Christa Zaat
Carlo Bossoli (Italian painter) 1815 - 1884
A View of Constantinople and the Golden Horn from Eyüp by Moonlight, 1846
tempera and gouache on paper
38.7 x 59.7 cm. (15.25 x 59.7 in.)
signed and dated 'C. Bossoli 1846.' (lower right)
private collection
Catalogue Note Christie's
Bossoli was the leading topographical painter of his age, and a superb draftsman, noted for the format of his broad vistas and an amazing wanderlust which took him beyond Italy, through Europe to the Middle East. He was also a major chronicler of the Italian Risorgimento. Above all, his pictures deftly manage to combine both the picturesque and the modernity of his age.
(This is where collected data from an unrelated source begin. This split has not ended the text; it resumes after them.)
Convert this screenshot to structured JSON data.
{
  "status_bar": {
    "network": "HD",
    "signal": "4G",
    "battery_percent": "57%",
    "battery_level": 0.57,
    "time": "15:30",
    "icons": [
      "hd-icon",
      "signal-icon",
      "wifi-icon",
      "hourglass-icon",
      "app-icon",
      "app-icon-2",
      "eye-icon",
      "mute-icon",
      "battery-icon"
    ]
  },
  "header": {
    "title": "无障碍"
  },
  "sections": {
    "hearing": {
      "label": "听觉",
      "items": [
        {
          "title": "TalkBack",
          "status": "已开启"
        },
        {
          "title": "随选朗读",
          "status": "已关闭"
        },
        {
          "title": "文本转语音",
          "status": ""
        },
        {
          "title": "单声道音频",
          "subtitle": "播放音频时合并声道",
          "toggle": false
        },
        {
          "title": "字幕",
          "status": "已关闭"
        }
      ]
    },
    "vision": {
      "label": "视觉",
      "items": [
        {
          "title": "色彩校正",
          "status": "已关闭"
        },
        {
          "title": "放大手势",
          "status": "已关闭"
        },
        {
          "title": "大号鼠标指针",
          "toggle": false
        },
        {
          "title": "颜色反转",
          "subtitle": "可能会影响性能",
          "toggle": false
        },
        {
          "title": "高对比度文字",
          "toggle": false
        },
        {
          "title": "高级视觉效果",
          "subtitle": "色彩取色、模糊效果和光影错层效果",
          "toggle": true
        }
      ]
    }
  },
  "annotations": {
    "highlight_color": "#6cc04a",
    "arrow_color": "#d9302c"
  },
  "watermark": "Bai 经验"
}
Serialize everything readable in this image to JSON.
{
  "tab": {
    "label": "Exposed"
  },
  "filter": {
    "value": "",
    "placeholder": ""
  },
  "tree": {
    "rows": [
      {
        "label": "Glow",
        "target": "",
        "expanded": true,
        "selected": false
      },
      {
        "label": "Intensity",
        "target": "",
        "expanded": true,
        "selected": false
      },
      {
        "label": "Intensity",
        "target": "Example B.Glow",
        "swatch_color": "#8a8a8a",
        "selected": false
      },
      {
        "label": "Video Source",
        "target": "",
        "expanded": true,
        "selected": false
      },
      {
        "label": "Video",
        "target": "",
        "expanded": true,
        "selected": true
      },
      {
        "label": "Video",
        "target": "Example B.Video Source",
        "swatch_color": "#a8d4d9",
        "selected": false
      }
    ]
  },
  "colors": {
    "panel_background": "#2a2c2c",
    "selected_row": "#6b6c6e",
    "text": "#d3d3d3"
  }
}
The artist first travelled through Constantinople in 1839, on his way back to Italy from Odessa, where his family had emigrated when he was a child. The city, which was a regular staging post on the journeys he made between the Crimea and Italy in the early 1840s, made an indelible impression upon him, and throughout his life he combined into highly finished compositions the drawings he had made whilst there.
In this dramatically lit composition, the artist succeeds in creating an image which fuses the naturalism of topographical detail with a profoundly Romantic and timeless atmosphere.